Recently there has been much interest in the techniques developed to infer causation from data, especially with the proliferation of statistical learning techniques in the fields of deep learning, for example. Graphical techniques employing DAGs have been especially popular in recent years, often locking horns with those in favour of the Neyman–Rubin causal model [5] and potential outcomes framework (e.g. [6]). Regardless, anyone familiar with the works of Judea Pearl, such as his popular science book The Book of Why [7], is likely a passionate believer in the causal revolution.

With the rise in popularity of unsupervised methods in both machine learning and reinforcement learning paradigms, there is little doubt that inferring causal structure will play a crucial role in getting artificial agents to make informed decisions, especially in an uncertain world. Reinforcement learning agents are concerned with maximising cumulative reward over a long time horizon by following a sequence of optimal actions. Ensuring such an agent maintains a causal model for the world it operates in will undoubtedly make for interpretable models in a field otherwise filled with ’black-boxes’.

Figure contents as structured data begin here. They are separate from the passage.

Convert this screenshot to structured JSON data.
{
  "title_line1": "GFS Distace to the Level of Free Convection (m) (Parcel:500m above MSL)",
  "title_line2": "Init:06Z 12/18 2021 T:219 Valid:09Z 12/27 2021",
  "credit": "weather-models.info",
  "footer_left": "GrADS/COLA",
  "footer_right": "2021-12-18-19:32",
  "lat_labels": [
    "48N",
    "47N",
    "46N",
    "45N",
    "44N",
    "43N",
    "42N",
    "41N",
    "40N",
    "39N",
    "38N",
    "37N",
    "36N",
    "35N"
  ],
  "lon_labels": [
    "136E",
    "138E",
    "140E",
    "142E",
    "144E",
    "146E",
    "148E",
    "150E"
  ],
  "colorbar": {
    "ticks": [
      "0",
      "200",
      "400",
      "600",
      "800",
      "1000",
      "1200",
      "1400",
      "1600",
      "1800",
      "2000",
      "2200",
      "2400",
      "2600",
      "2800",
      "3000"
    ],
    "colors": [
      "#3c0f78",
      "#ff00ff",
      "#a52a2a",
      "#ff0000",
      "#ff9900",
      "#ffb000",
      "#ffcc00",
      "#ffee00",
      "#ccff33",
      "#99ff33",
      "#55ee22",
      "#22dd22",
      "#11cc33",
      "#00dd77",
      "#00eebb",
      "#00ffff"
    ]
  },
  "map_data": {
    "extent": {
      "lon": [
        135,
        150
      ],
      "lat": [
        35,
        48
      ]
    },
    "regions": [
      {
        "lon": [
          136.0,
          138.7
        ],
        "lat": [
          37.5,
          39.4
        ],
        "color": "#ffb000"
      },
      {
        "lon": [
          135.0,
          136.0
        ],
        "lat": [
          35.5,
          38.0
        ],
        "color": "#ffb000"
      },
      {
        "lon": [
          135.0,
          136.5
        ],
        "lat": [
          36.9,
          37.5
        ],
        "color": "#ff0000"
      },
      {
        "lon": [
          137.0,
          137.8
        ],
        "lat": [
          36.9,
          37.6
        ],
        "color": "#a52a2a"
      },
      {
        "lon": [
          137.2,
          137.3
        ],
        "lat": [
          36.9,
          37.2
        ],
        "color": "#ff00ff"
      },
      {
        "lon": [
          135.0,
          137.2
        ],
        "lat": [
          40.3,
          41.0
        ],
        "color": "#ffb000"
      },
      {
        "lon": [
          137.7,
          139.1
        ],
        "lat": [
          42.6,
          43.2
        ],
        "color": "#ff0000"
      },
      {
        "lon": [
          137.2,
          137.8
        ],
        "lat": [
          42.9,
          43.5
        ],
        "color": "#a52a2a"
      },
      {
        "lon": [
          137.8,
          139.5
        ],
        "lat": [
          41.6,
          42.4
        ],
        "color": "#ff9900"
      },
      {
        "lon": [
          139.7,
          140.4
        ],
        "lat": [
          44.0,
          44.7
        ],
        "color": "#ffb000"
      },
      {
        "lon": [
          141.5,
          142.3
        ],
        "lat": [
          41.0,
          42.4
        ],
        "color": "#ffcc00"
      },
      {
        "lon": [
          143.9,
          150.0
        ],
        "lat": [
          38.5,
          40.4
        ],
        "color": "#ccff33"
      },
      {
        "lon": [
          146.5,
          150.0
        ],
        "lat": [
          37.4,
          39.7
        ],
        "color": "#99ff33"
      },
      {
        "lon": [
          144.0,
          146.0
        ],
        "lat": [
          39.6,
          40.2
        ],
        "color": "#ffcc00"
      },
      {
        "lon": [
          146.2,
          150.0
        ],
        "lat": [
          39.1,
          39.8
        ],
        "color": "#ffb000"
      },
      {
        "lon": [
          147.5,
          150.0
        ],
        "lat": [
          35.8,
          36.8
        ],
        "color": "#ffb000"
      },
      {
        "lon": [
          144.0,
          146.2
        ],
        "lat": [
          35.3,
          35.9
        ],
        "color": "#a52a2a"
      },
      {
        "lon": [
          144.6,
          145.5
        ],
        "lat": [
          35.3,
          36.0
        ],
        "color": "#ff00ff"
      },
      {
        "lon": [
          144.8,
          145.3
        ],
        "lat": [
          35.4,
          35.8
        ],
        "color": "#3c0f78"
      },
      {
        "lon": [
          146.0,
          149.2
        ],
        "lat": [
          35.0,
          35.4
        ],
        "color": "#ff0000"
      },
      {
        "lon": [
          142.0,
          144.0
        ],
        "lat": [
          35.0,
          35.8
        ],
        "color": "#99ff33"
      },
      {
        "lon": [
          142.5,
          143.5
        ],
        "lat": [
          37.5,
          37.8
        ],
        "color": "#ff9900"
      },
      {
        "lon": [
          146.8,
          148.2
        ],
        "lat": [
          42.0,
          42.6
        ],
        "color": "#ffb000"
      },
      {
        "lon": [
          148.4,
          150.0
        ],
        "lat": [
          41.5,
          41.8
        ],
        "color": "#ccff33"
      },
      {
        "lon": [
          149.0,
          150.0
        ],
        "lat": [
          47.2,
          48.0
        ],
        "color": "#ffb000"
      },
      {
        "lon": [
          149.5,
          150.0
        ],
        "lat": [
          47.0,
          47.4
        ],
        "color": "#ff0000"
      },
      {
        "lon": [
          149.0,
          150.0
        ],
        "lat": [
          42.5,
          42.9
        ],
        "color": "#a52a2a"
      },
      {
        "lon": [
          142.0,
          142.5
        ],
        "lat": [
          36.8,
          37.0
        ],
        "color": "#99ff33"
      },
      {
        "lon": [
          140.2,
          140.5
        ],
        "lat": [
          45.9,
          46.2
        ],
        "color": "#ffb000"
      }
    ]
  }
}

One should be careful not to confuse world models in model-based RL with a causal model. A causal model explicitly models the nature of the relationships of the underlying data generating process, whereas a RL world model attempts to simulate the predictive outputs due to an agent intervention. Causal and graphical models also extend the applicability of current decision making methods, most of which are only applicable under a narrow set of assumptions. Consider that reinforcement learning under an MDP formulation explicitly requires Markov processes. As we will discuss, this fails to account for some fundamental decision processes in the real world - including dynamic treatment regimes in the field of personalised medicine.

One can easily imagine how a generally intelligent agent would require long-term, non-Markov planning ability. Before continuing to develop the notions of causality, it should be made clear that we are working within the ladder of causation proposed by Judea Pearl [8]. In this framework there are three rungs on the causal hierarchy, each adding additional information not available to models belonging to a lower rung. These are (1) observational information, (2) interventional information, and (3) counterfactual information, with each building upon and subsuming the last.

Reinforcement learning naturally falls on the interventional rung since agents learn about optimal actions by observing outcomes due to their interventions in the system. They cannot, however, use interventional data to answer counterfactual - “what if?” - style questions without additional information. This is critical to acknowledge for much of the theory that follows.

The astute reader will point out that counterfactual quantities are inherently non-scientific because they cannot be proved to be true - what has happened, has happened. We do not claim otherwise. Rather, counterfactual quantities are useful for decision making - as is clear with any thought about how we reason in our daily lives. These blog posts will introduce the mathematical notion of causality from the perspective of statistics, and place it in the context of machine learning and artificial intelligence. Specifically, focus will be placed on developing and discussing the theory of causal reinforcement learning (CRL) so that an interested reader is prepared for dealing with state-of-the-art research and results. The six tasks introduced by Bareinboim [9] will be discussed through the surveying of relevant and recent literature. Finally the state of causal reinforcement will be discussed in the context of the current machine learning landscape and the quest for artificial general intelligence (AGI).

Ultimately, it comes down to this: RL is concerned with maximisation of cumulative reward over long time horizons while causal inference provides a set of tools and techniques to combine structural information about the data generating process, and data itself, to reason and infer up to a counterfactual nature - what would have happened had something been different? By adding causal structural information to sample efficient RL techniques we can boost learning performance in many domains. This combination of theory from different fields has led to successes in various domains.